In his zeal to avoid signaling where interest rates are headed, Federal Reserve Chairman Kevin Warsh has obscured something else that’s crucial to investors, analysts and other policymakers: How he would react when challenged by the economy.

Warsh will appear before lawmakers Tuesday and Wednesday, and Fed watchers will be listening for clues to his thinking on inflation, the labor market and growth — and how those factors interact with interest rates. If his recent public performances are any guide, he’ll leave them wanting.

The chairman has vowed to eliminate what central bankers call forward guidance, or signals about the path for rates, and at his first press conference on June 17, Warsh dodged several questions. Asked, for example, how patient policymakers can be in waiting for inflation to come down, he responded: “Your question sounded like an encouragement for me to give forward guidance.”

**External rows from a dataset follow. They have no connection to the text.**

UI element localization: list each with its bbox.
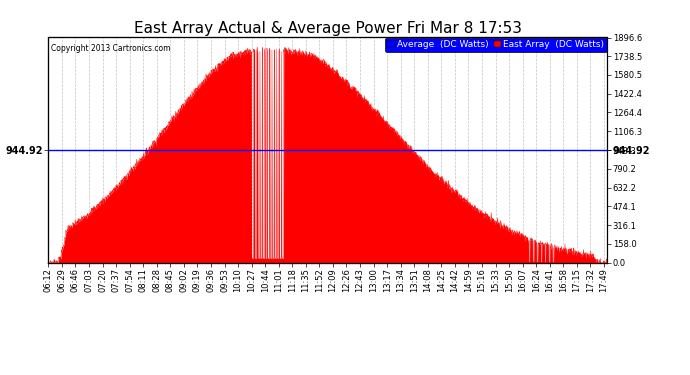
Legend: Average  (DC Watts), East Array  (DC Watts): Average (DC Watts), East Array (DC Watts…: [385, 38, 607, 52]
Text: Copyright 2013 Cartronics.com: Copyright 2013 Cartronics.com: [51, 44, 170, 53]
Title: East Array Actual & Average Power Fri Mar 8 17:53: East Array Actual & Average Power Fri Ma…: [134, 21, 522, 36]
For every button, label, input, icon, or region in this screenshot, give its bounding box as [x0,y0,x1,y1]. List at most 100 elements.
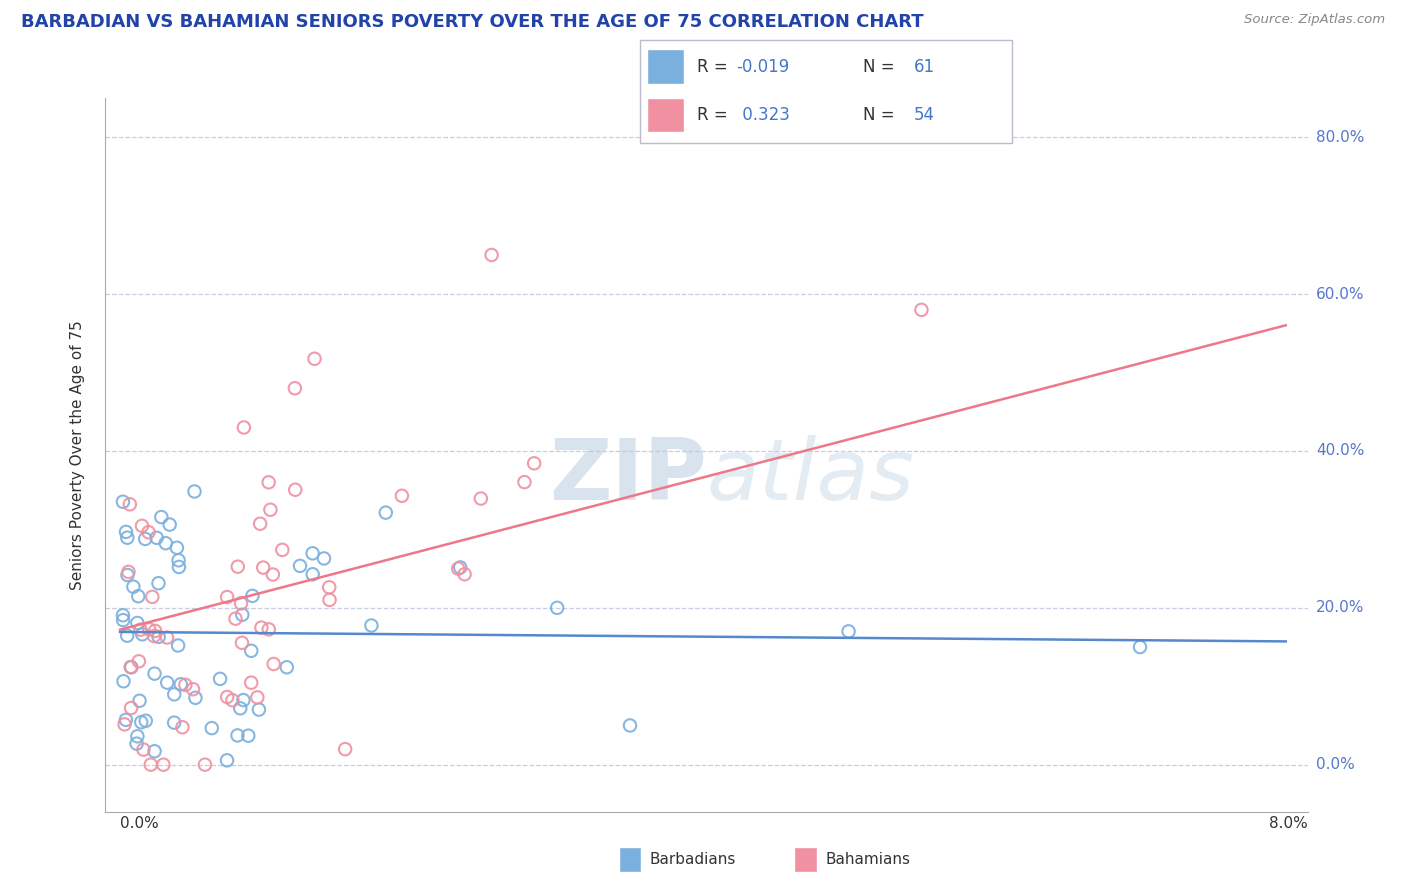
Point [122,580,145,594]
Point [288,558,311,573]
Point [240,644,263,658]
Point [184,690,207,705]
Point [523,456,546,470]
Text: 0.0%: 0.0% [1316,757,1354,772]
Point [174,678,197,692]
Y-axis label: Seniors Poverty Over the Age of 75: Seniors Poverty Over the Age of 75 [70,320,84,590]
Text: 8.0%: 8.0% [1268,815,1308,830]
Point [447,561,470,575]
Point [166,541,188,555]
Point [117,565,139,579]
Text: 61: 61 [914,58,935,76]
Point [194,757,217,772]
Text: 20.0%: 20.0% [1316,600,1364,615]
Point [141,590,163,604]
Point [181,682,204,697]
Point [118,497,141,511]
Point [263,657,285,671]
Text: 54: 54 [914,106,935,124]
FancyBboxPatch shape [647,97,685,132]
Point [225,612,247,626]
Point [246,690,269,705]
Point [139,757,162,772]
Point [250,621,273,635]
Point [232,693,254,707]
Point [148,630,170,644]
Text: atlas: atlas [707,434,914,518]
Point [150,510,173,524]
Point [129,715,152,730]
Point [276,660,298,674]
Point [252,560,274,574]
Point [127,589,149,603]
Point [131,627,153,641]
Text: -0.019: -0.019 [737,58,790,76]
Point [242,589,264,603]
Point [1129,640,1152,654]
Text: 60.0%: 60.0% [1316,286,1364,301]
Point [259,502,281,516]
Point [231,607,253,622]
Point [257,623,280,637]
Point [120,660,142,674]
Text: BARBADIAN VS BAHAMIAN SENIORS POVERTY OVER THE AGE OF 75 CORRELATION CHART: BARBADIAN VS BAHAMIAN SENIORS POVERTY OV… [21,13,924,31]
Point [301,567,323,582]
Point [271,542,294,557]
Point [470,491,492,506]
Point [138,525,160,540]
Text: 0.0%: 0.0% [120,815,159,830]
Text: 0.323: 0.323 [737,106,790,124]
Point [170,677,193,691]
Point [183,484,205,499]
Point [231,636,253,650]
Point [128,694,150,708]
Point [143,624,166,638]
Point [152,757,174,772]
Point [284,381,307,395]
Point [127,615,149,630]
Text: R =: R = [697,106,728,124]
Point [167,639,190,653]
Point [301,546,323,560]
Point [226,559,249,574]
Point [391,489,413,503]
Point [312,551,335,566]
Point [127,729,149,743]
Point [229,701,252,715]
FancyBboxPatch shape [640,40,1012,143]
Point [374,506,396,520]
Point [111,608,134,623]
Point [120,660,142,674]
Point [232,420,254,434]
Text: R =: R = [697,58,728,76]
FancyBboxPatch shape [647,49,685,84]
Point [155,536,177,550]
Point [172,720,194,734]
Text: Barbadians: Barbadians [650,853,735,867]
Text: ZIP: ZIP [548,434,707,518]
Text: N =: N = [863,106,894,124]
Point [546,600,568,615]
Text: 80.0%: 80.0% [1316,130,1364,145]
Point [117,568,139,582]
Point [167,560,190,574]
Point [112,674,135,689]
Point [226,728,249,742]
Point [910,302,932,317]
Point [284,483,307,497]
Point [201,721,224,735]
Point [481,248,503,262]
Point [145,531,167,545]
Point [167,553,190,567]
Text: Bahamians: Bahamians [825,853,910,867]
Point [249,516,271,531]
Point [129,623,152,637]
Point [115,524,138,539]
Point [143,629,166,643]
Point [304,351,326,366]
Point [135,714,157,728]
Point [209,672,232,686]
Point [115,629,138,643]
Point [247,703,270,717]
Point [120,701,142,715]
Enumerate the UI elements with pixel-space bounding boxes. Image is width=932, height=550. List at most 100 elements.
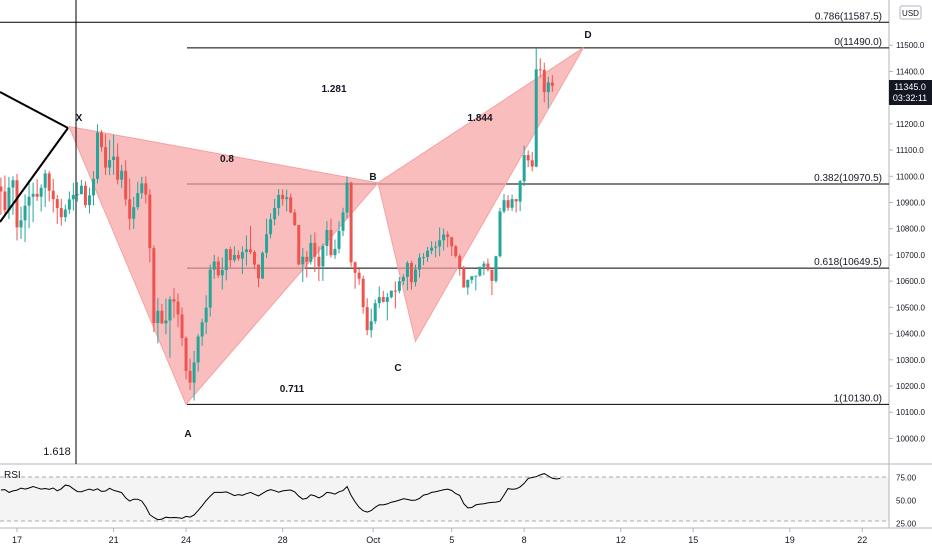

Frustration is building outside the Fed, and one of Warsh’s most prominent colleagues has drawn attention to the issue. Governor Christopher Waller, in remarks last week in Rome, made a point of outlining the difference between offering forward guidance and explaining how the central bank might react under different economic conditions. The latter, he said, helps reduce uncertainty for markets and for households, “and that makes everybody’s lives better.”

“Reaction Function”

In addition to “forward guidance,” the phrase that keeps popping up is “reaction function,” which Waller and several other economists have used. It’s a wonky piece of jargon at the center of the discussion, and it’s crucial, economists say, to draw a line between the two concepts.

As Bloomberg Economics’ Andrew Sacher explained, “forward guidance tells markets what route the central bank thinks it will take. A reaction function tells markets how the central bank will navigate surprises without giving the expected route.”